Ginjal e Lisboa

Ginjal e Lisboa

04 novembro, 2013

Recolho os ramos secos, a luz da oliveira no seu azeite


Era lugar de guerras, rainhas, cortes. Depois foi palco de revoluções, cultura, luz. E foi, depois, lugar de progresso, de fraternidade, de ilusão, de libertação.

E, depois de trevas, de um terror feito de negrume e abjecção, de novo a grande ave renasceu, longas asas, um insaciável gosto por largos horizontes.

E a seguir quis-se mais mas, nessa altura, já os homens grandes estavam de saída e os pequenos e ignorantes empregados tomavam conta de tudo como uma praga de pequenos animais que não param de se reproduzir.

Os palácios antigos e os novos palácios passaram a estar ocupados por uniformes civis, todos iguais, e, dentro dos uniformes, gente sem rosto, gente sem pátria, sem moral. Pequenos mercenários, cães sem a grandeza humana dos cães, insignificantes porcos sem a utilidade dos porcos, baços papagaios sem a graça dos papagaios. Comandam  o destino de milhões de pessoas com a incompetência trôpega e ridícula de uma tropa fandanga.

A Europa está de luto. De toda a ilustra gente sobrou num rebanho de cegos, de vesgos, de criaturas que a vista não consegue abarcar num espaço trágico, um côro de vítimas, um choro surdo de quem se perdeu na vida e por ela continua a arrastar-se, sem esperança, sem futuro.

Os europeus estão de luto.




[A seguir ao tugúrio que, de dia para dia, mais parece desmoronar-se, recebemos, de novo, a visita de Armando Silva Carvalho, alguém que fala palavras desassombradas.

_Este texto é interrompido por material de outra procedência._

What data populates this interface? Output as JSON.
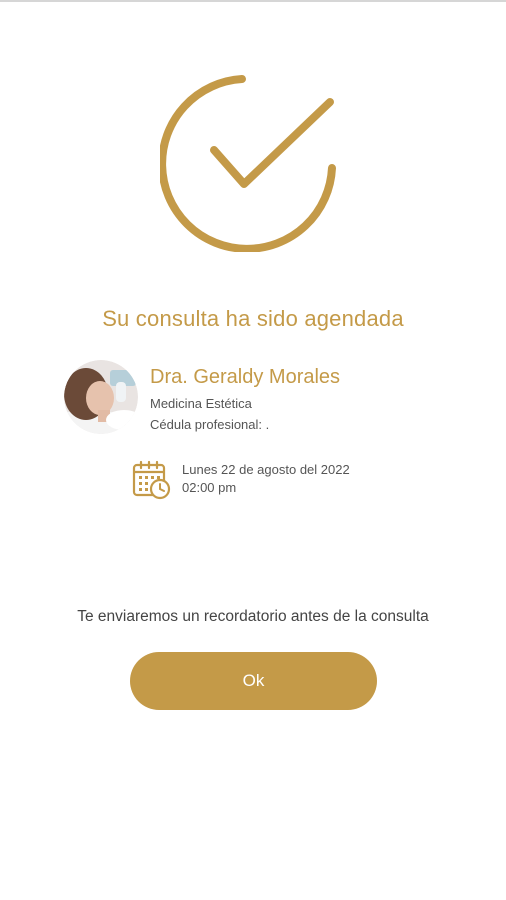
{
  "confirmation": {
    "title": "Su consulta ha sido agendada",
    "success_icon": "check-circle-icon"
  },
  "doctor": {
    "name": "Dra. Geraldy Morales",
    "specialty": "Medicina Estética",
    "license": "Cédula profesional: .",
    "avatar": "doctor-photo"
  },
  "appointment": {
    "date": "Lunes 22 de agosto del 2022",
    "time": "02:00 pm",
    "icon": "calendar-clock-icon"
  },
  "reminder_text": "Te enviaremos un recordatorio antes de la consulta",
  "ok_label": "Ok",
  "colors": {
    "accent": "#c49a48",
    "text": "#555555",
    "background": "#ffffff"
  }
}
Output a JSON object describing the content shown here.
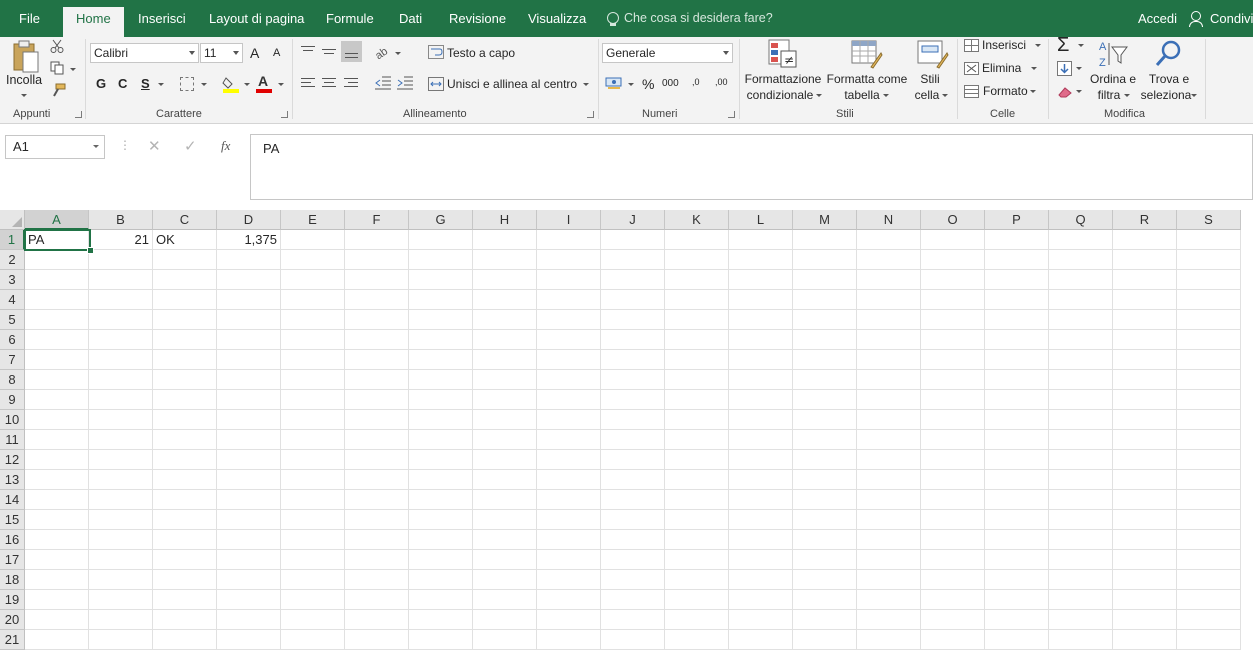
{
  "tabs": {
    "file": "File",
    "home": "Home",
    "insert": "Inserisci",
    "layout": "Layout di pagina",
    "formulas": "Formule",
    "data": "Dati",
    "review": "Revisione",
    "view": "Visualizza",
    "tell_me": "Che cosa si desidera fare?",
    "sign_in": "Accedi",
    "share": "Condividi"
  },
  "ribbon": {
    "clipboard": {
      "paste": "Incolla",
      "label": "Appunti"
    },
    "font": {
      "name": "Calibri",
      "size": "11",
      "bold": "G",
      "italic": "C",
      "underline": "S",
      "grow": "A",
      "shrink": "A",
      "font_color_glyph": "A",
      "label": "Carattere"
    },
    "alignment": {
      "wrap": "Testo a capo",
      "merge": "Unisci e allinea al centro",
      "label": "Allineamento"
    },
    "number": {
      "format": "Generale",
      "percent": "%",
      "thousands": "000",
      "inc_decimal": ",0",
      "dec_decimal": ",00",
      "label": "Numeri"
    },
    "styles": {
      "conditional_1": "Formattazione",
      "conditional_2": "condizionale",
      "table_1": "Formatta come",
      "table_2": "tabella",
      "cell_1": "Stili",
      "cell_2": "cella",
      "label": "Stili"
    },
    "cells": {
      "insert": "Inserisci",
      "delete": "Elimina",
      "format": "Formato",
      "label": "Celle"
    },
    "editing": {
      "sort_1": "Ordina e",
      "sort_2": "filtra",
      "find_1": "Trova e",
      "find_2": "seleziona",
      "label": "Modifica"
    }
  },
  "formula_bar": {
    "name_box": "A1",
    "fx": "fx",
    "content": "PA"
  },
  "sheet": {
    "columns": [
      "A",
      "B",
      "C",
      "D",
      "E",
      "F",
      "G",
      "H",
      "I",
      "J",
      "K",
      "L",
      "M",
      "N",
      "O",
      "P",
      "Q",
      "R",
      "S"
    ],
    "rows": [
      "1",
      "2",
      "3",
      "4",
      "5",
      "6",
      "7",
      "8",
      "9",
      "10",
      "11",
      "12",
      "13",
      "14",
      "15",
      "16",
      "17",
      "18",
      "19",
      "20",
      "21"
    ],
    "cells": {
      "A1": "PA",
      "B1": "21",
      "C1": "OK",
      "D1": "1,375"
    }
  },
  "colors": {
    "accent": "#217346",
    "ribbon_bg": "#f3f3f3",
    "header_bg": "#e6e6e6"
  }
}
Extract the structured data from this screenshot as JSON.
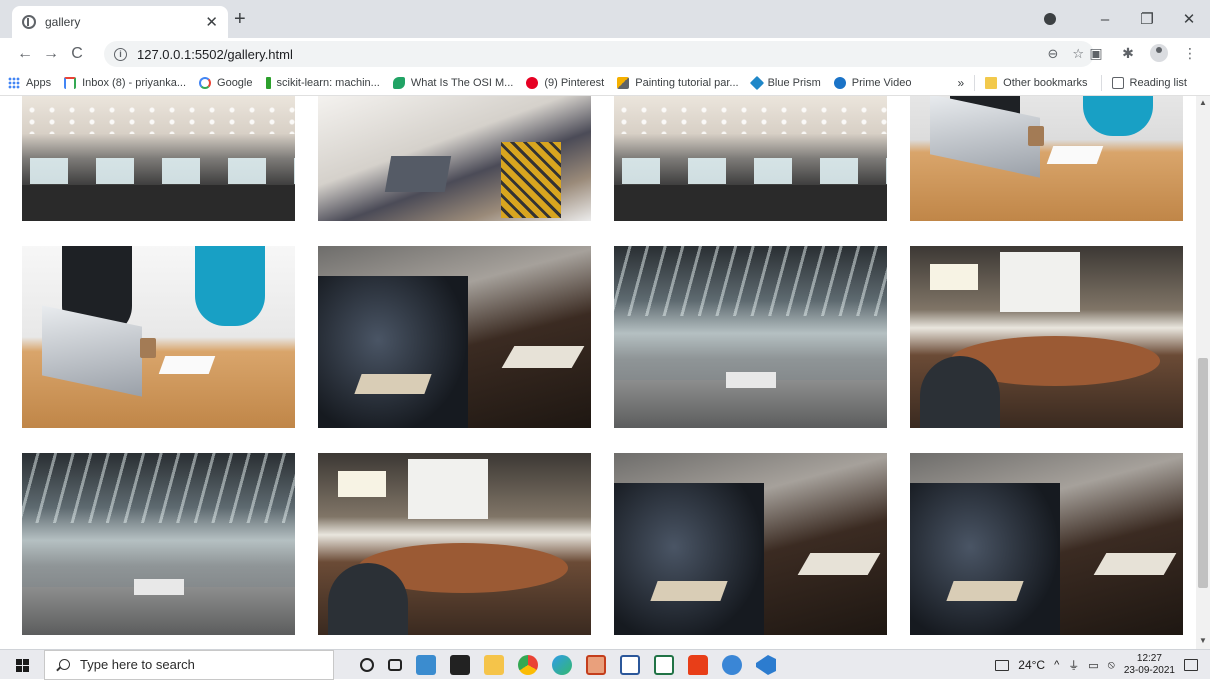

Mais a baixo, continuamos com a menina que tem o calor a embalar-lhe a voz]


A caminho do Ginjal



                                       Sou um europeu de luto,
                                       recolho os ramos secos, a luz da oliveira no seu azeite
                                       magro
                                       e que me ilumina.
                                       Choro a irmã, acolho este coro de vítimas,
                                       e sigo tropeçando num rebanho
                                       de cegos, de vesgos,
                                       de criaturas que a vista não consegue abarcar
                                       num espaço trágico.


                                       [Poema 42 de Armando Silva Carvalho in 'De amore']

1 comentário:

  1. Cara UJM,
    perante uma Europa caduca que se arrasta em lenta agonia, num autêntico suicidário, apetece cantar elegias funéreas e gritar, com lágrimas de sangue o Salmo 130 da Vulgata:
    De profundis clamavi ad te, Domine; Domine, exaudi vocem meam. Fiant aures tuæ intendentes in vocem deprecationis meæ.
    (Das profundezas clamo a ti, ó Senhor; Senhor, ouve a minha voz. Que teus ouvidos estejam atentos ao meu pedido, por graça.).

    Na realidade os europeus estão de luto, um luto escuríssimo que cega os vivos e não enaltece os que partiram. E tudo, medite-se bem, sob o cadenciado turíbulo de um maniqueísta turiferário português…

    Haja, ao menos, muita saúde! Felicidades.